Indiana policymakers also seem open to reviewing and reforming tax credits in the code that distort the code and favor some business activities over others. I was asked last November to testify before the state’s Commission on State Tax and Financing Policy (of which Hershman is the Chair) on the effectiveness of tax credits, and a new bill introduced by Rep. Eric Koch of the Indiana House (HB 1020) expands the scope of that commission to review a broader swath of state and local incentives.

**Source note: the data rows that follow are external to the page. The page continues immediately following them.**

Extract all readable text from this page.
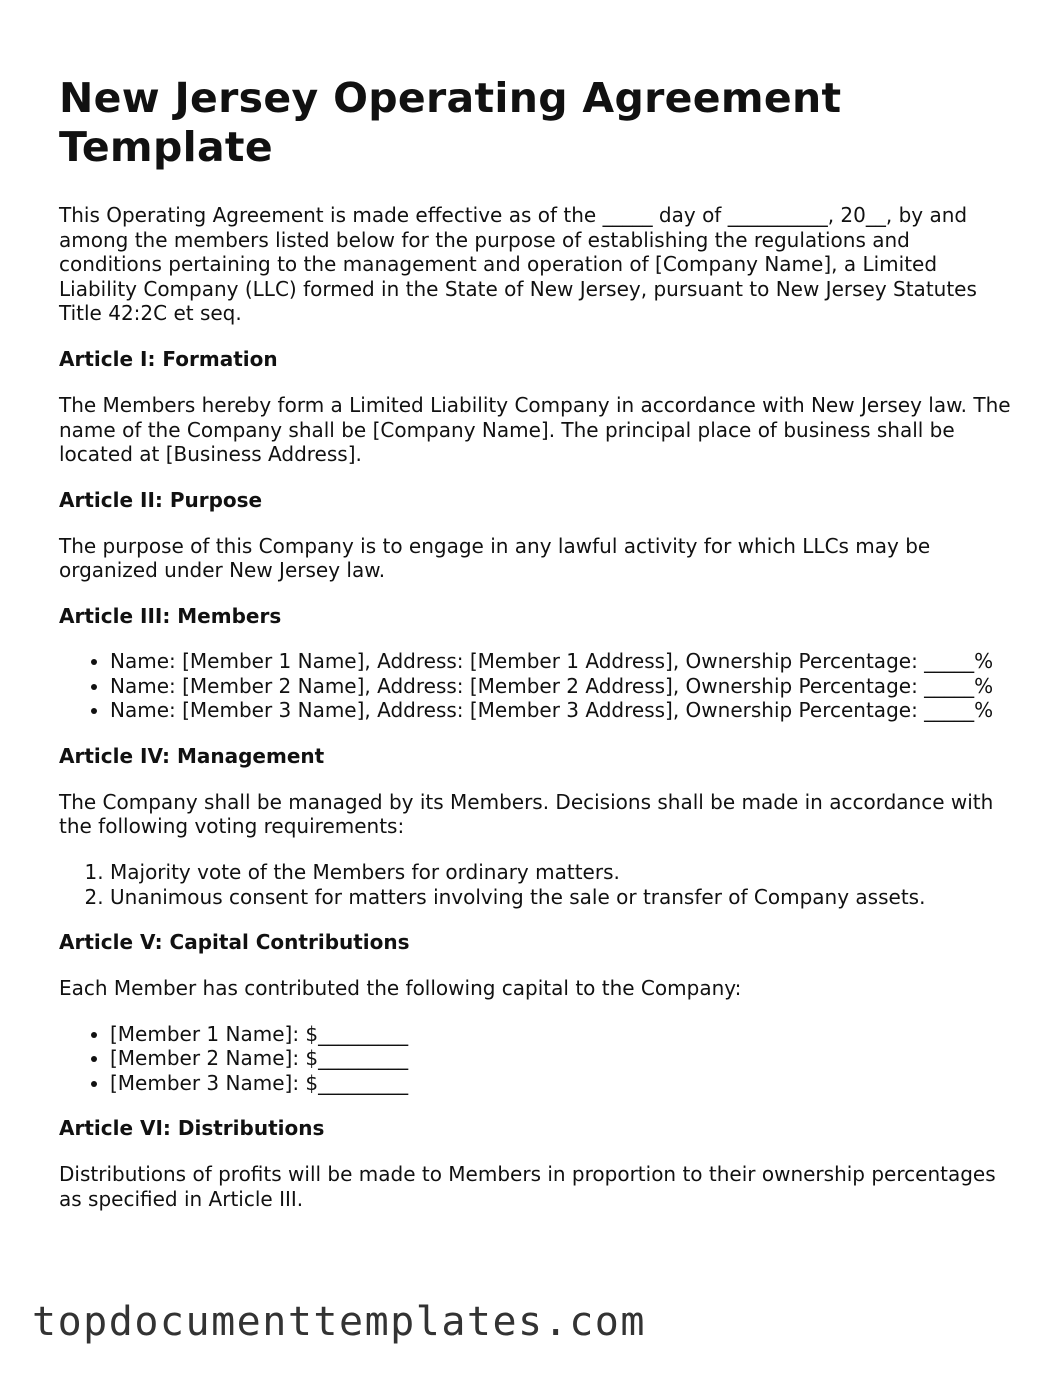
New Jersey Operating Agreement Template

This Operating Agreement is made effective as of the _____ day of __________, 20__, by and among the members listed below for the purpose of establishing the regulations and conditions pertaining to the management and operation of [Company Name], a Limited Liability Company (LLC) formed in the State of New Jersey, pursuant to New Jersey Statutes Title 42:2C et seq.

Article I: Formation

The Members hereby form a Limited Liability Company in accordance with New Jersey law. The name of the Company shall be [Company Name]. The principal place of business shall be located at [Business Address].

Article II: Purpose

The purpose of this Company is to engage in any lawful activity for which LLCs may be organized under New Jersey law.

Article III: Members
• Name: [Member 1 Name], Address: [Member 1 Address], Ownership Percentage: _____%
• Name: [Member 2 Name], Address: [Member 2 Address], Ownership Percentage: _____%
• Name: [Member 3 Name], Address: [Member 3 Address], Ownership Percentage: _____%
Article IV: Management

The Company shall be managed by its Members. Decisions shall be made in accordance with the following voting requirements:

1. Majority vote of the Members for ordinary matters.
2. Unanimous consent for matters involving the sale or transfer of Company assets.
Article V: Capital Contributions

Each Member has contributed the following capital to the Company:

• [Member 1 Name]: $_________
• [Member 2 Name]: $_________
• [Member 3 Name]: $_________
Article VI: Distributions

Distributions of profits will be made to Members in proportion to their ownership percentages as specified in Article III.

topdocumenttemplates.com
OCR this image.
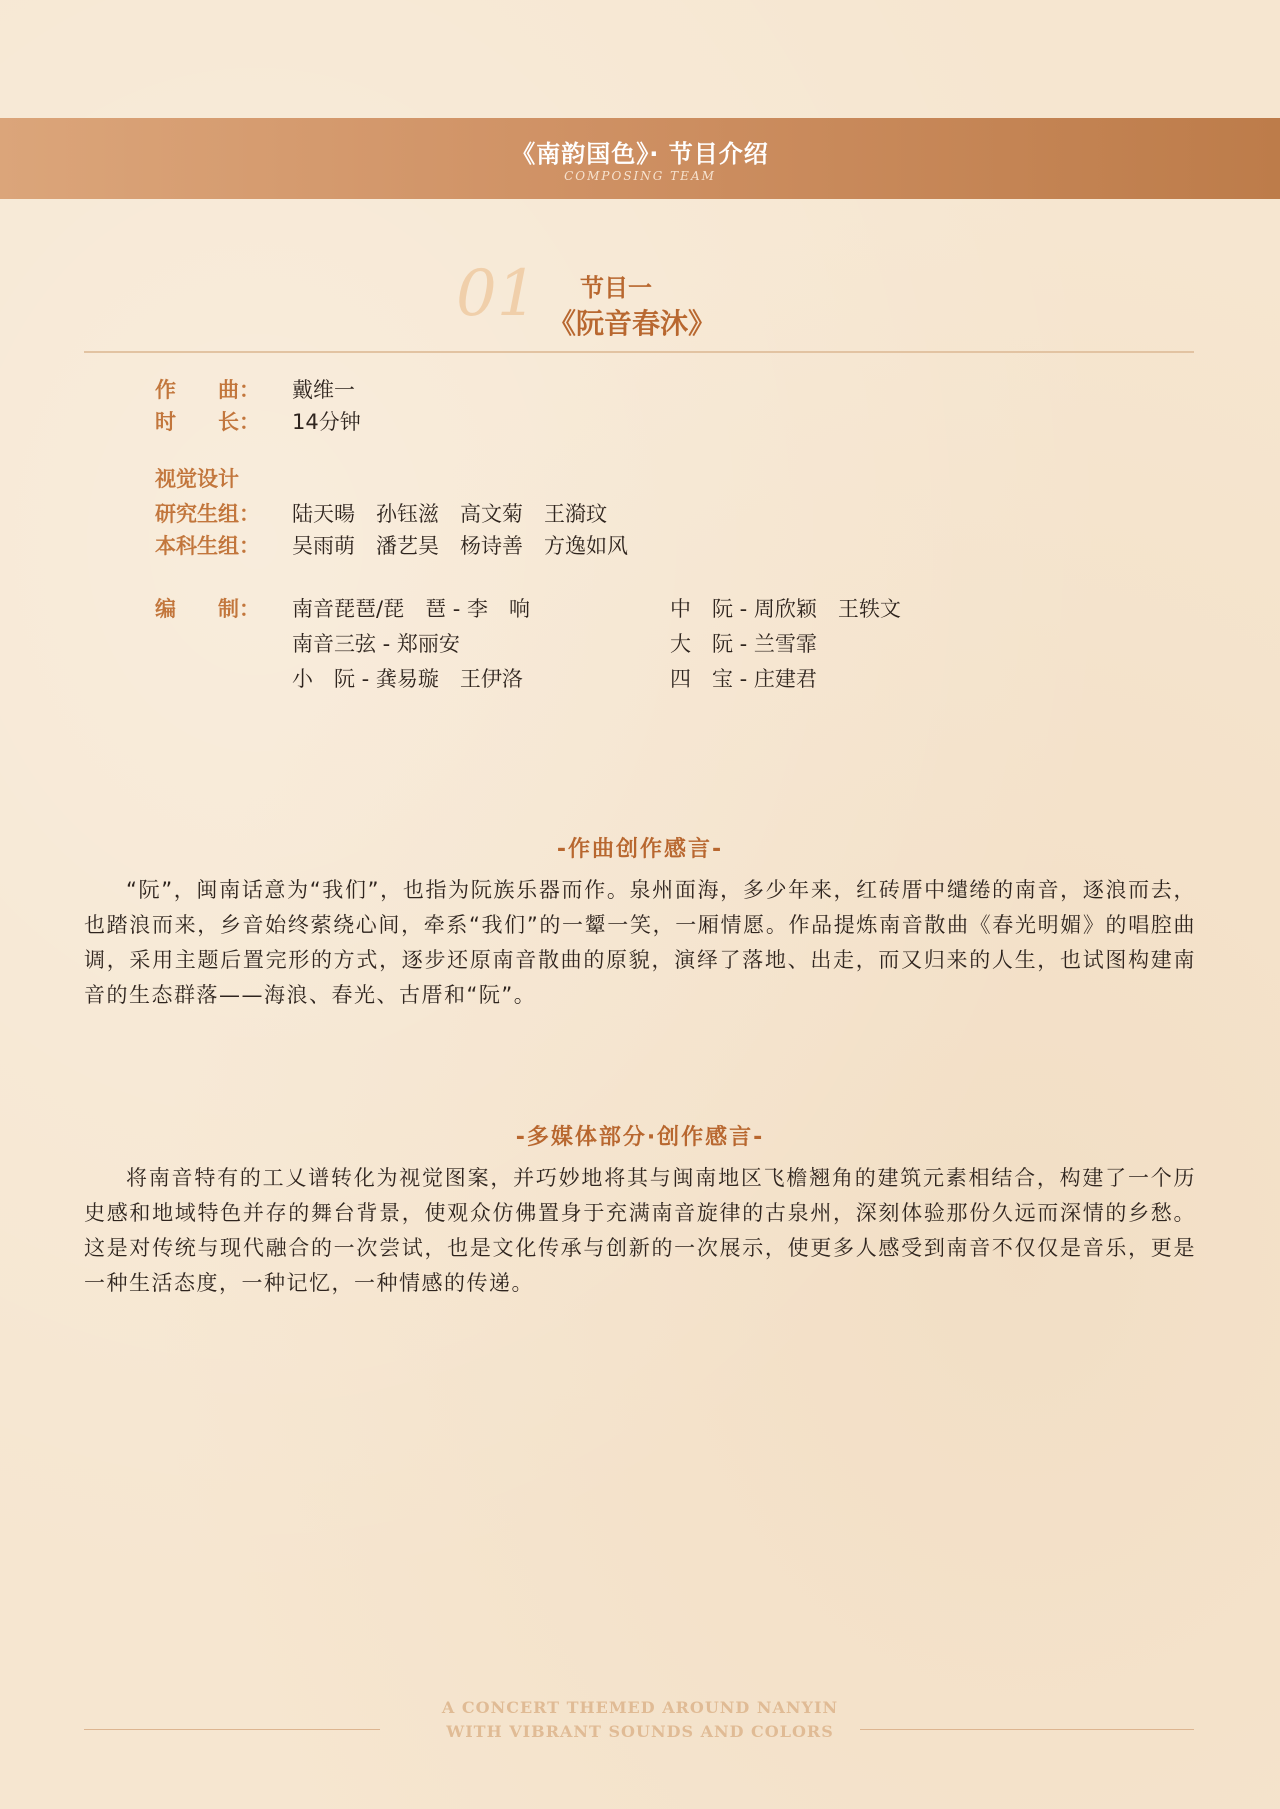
《南韵国色》· 节目介绍
COMPOSING TEAM
01 节目一
《阮音春沐》
作　　曲： 戴维一
时　　长： 14分钟
视觉设计
研究生组： 陆天暘　孙钰滋　高文菊　王漪玟
本科生组： 吴雨萌　潘艺昊　杨诗善　方逸如风
编　　制： 南音琵琶/琵　琶 - 李　响
南音三弦 - 郑丽安
小　阮 - 龚易璇　王伊洛
中　阮 - 周欣颖　王轶文
大　阮 - 兰雪霏
四　宝 - 庄建君
-作曲创作感言-

“阮”，闽南话意为“我们”，也指为阮族乐器而作。泉州面海，多少年来，红砖厝中缱绻的南音，逐浪而去，也踏浪而来，乡音始终萦绕心间，牵系“我们”的一颦一笑，一厢情愿。作品提炼南音散曲《春光明媚》的唱腔曲调，采用主题后置完形的方式，逐步还原南音散曲的原貌，演绎了落地、出走，而又归来的人生，也试图构建南音的生态群落——海浪、春光、古厝和“阮”。

-多媒体部分·创作感言-

将南音特有的工乂谱转化为视觉图案，并巧妙地将其与闽南地区飞檐翘角的建筑元素相结合，构建了一个历史感和地域特色并存的舞台背景，使观众仿佛置身于充满南音旋律的古泉州，深刻体验那份久远而深情的乡愁。这是对传统与现代融合的一次尝试，也是文化传承与创新的一次展示，使更多人感受到南音不仅仅是音乐，更是一种生活态度，一种记忆，一种情感的传递。

A CONCERT THEMED AROUND NANYIN
WITH VIBRANT SOUNDS AND COLORS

As I mentioned in a post a few weeks back, the Indiana movement to targeting business personal property taxes for reform is also good policy. Our comprehensive research paper on the topic back in 2012 shows that this type of tax is harmful to capital accumulation. It hurts businesses that are looking to expand their machinery, tools, even office equipment, and that hurts economic productivity. According to Hershman’s press release, enacting a $25,000 exemption would exempt 71 percent of all business personal property tax filers in Indiana. A de minimis exemption like this was actually a recommendation we put forward in our 2012 research as a way to start chipping away at taxes on business personal property.
We’ll be following this one closely.